With this in mind, in order to gain customer loyalty – in short, to consolidate the brand – companies must maintain a continuous and open dialogue. The conversation between customers and the organization has to be part of the complete cycle: pre-during-post. Not only with customers, but also with workers, suppliers and other stakeholders. To achieve this, technology will be a crucial tool in the integration of all systems (marketing, production, sales, etc.). The combination of all of them will make it possible to interact with the market in real time and incorporate relevant experiences that will increase loyalty.

In real time, people are primarily looking for value, something that intensifies their experience of the moment with the brand. The goal for brands is to enrich the experience by offering something that provides that value and not a mere distraction. On the other hand, they want to share their feelings as a result of that experience. This implies anticipation, prior planning and not just a reaction on the part of brands.

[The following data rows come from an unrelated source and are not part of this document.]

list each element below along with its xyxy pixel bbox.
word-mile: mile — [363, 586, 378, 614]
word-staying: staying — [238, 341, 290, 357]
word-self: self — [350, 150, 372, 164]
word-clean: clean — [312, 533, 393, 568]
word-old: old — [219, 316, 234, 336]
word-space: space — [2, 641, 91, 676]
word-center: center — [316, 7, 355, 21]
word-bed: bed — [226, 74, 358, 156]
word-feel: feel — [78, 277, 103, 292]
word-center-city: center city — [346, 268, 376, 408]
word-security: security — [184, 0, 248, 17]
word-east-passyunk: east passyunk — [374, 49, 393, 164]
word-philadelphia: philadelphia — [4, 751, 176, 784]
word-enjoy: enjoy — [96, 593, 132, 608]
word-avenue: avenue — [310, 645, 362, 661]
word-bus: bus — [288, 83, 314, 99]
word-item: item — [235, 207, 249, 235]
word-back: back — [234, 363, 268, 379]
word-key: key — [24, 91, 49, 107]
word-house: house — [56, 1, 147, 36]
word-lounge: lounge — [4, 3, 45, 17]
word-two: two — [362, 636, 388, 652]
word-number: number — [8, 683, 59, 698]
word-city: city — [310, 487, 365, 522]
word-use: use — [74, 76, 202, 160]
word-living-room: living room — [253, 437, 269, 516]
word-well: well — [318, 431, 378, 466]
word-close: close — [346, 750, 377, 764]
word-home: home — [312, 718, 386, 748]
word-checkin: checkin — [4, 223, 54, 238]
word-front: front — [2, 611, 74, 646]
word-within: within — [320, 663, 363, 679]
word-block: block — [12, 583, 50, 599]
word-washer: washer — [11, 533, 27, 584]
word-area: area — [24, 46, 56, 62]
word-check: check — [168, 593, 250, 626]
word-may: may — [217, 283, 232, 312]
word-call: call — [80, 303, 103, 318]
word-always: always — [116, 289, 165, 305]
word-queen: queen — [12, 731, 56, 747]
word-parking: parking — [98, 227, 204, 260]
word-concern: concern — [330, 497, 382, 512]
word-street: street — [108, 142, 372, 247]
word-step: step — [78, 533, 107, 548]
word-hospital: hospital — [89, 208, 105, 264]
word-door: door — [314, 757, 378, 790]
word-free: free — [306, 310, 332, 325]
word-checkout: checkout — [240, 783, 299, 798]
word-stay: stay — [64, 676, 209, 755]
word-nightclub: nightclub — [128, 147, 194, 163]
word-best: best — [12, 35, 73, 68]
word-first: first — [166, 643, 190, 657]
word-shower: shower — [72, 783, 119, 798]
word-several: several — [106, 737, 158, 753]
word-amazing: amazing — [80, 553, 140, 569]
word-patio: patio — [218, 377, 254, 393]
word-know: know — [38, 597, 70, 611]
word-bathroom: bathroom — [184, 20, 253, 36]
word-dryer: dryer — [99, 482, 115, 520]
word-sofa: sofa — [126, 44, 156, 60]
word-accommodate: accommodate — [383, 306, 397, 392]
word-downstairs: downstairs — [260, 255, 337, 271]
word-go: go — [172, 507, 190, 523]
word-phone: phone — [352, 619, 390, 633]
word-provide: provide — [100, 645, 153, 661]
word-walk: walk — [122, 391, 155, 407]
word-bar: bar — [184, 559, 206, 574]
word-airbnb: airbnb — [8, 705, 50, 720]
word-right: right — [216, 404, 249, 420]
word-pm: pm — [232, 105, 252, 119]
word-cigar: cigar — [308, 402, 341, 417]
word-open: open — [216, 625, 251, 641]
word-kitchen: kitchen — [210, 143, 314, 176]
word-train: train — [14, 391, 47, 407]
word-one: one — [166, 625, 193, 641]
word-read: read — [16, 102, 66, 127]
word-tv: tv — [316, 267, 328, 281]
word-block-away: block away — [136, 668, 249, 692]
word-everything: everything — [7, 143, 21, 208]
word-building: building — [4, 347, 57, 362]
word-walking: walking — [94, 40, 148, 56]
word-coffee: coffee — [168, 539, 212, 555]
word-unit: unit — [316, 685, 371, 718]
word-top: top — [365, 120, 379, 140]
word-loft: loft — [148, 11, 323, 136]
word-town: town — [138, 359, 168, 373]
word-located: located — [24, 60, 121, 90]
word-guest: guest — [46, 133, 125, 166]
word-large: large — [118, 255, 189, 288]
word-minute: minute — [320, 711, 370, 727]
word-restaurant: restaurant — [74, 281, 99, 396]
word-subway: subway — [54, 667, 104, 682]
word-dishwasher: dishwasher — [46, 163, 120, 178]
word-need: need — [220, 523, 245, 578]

Undoubtedly, new technologies, new channels and changes in society influence the science and art of branding. The essence of branding remains the same, but it is worth reviewing the balances between fundamental concepts:

    • Balance between the opportunities offered by technology (and the data collected), and a deep understanding of consumer needs.
    • Balance between short-term sales conversions and the consolidation of the brand strategy in the medium to long term, which is what adds value.
    • Balance between the globalization of networks and the personalization of relationships to intensify the customer experience.
    • Balance between differentiation and identification.

Technology, data, and branding

Thanks to technology, brand leaders can continuously adapt their tactics and instantly measure their effects on metrics such as sales and customer acquisition. It is possible to follow customers in their Digital Journey, know from which sites they enter web pages, know where they go when they leave, measure their clicks, evaluate how different tactics convert into sales, etc. All of this generates huge amounts of data that need to be properly processed, which can be a problem.

In addition, what happens is that we can observe the behavior of consumers online, but we do not get any knowledge of the reasons why they do it. Consequently, with the focus on access to more data, there is a risk of losing the strategic perspective of branding and focusing too much on the short term.

Brand, experience and shared values

To talk about brands is to talk about meanings. That’s why it’s important to identify their purpose (why they’re there) and their promise (what experience we’re going to have thanks to them). According to Salesforce, 75% of consumers expect consistent experiences across multiple channels (web, mobile, in-person, social media), and 73% are likely to switch brands if they don’t.

Customers today have the power thanks to the huge number of alternatives coming to their devices. In return, we know a lot more about customers, who want brands to get ahead of their wants and needs.

Nowadays, and even more so in the digital environment, the differentiation between products is becoming less and less and the brand is consolidating itself as the main differentiating element. The brand is responsible for building a meaning that people identify with and want to connect with because they are in tune with their own values and beliefs. Those that have worked their strategy well, and reach a clear why, will be able to use that concept as the core of creating valuable content.

The Beginning of the End

We must not forget that technology and digital are a means, not an end in themselves. There is no doubt that brand managers must take advantage of new digital opportunities, experiment with new communication channels, and look for new ways to connect with their environment. However, the basic principles of branding remain, and will continue to be, fundamental. Key concepts such as brand territory, values, positioning, purpose and personality are just as important in the digital world.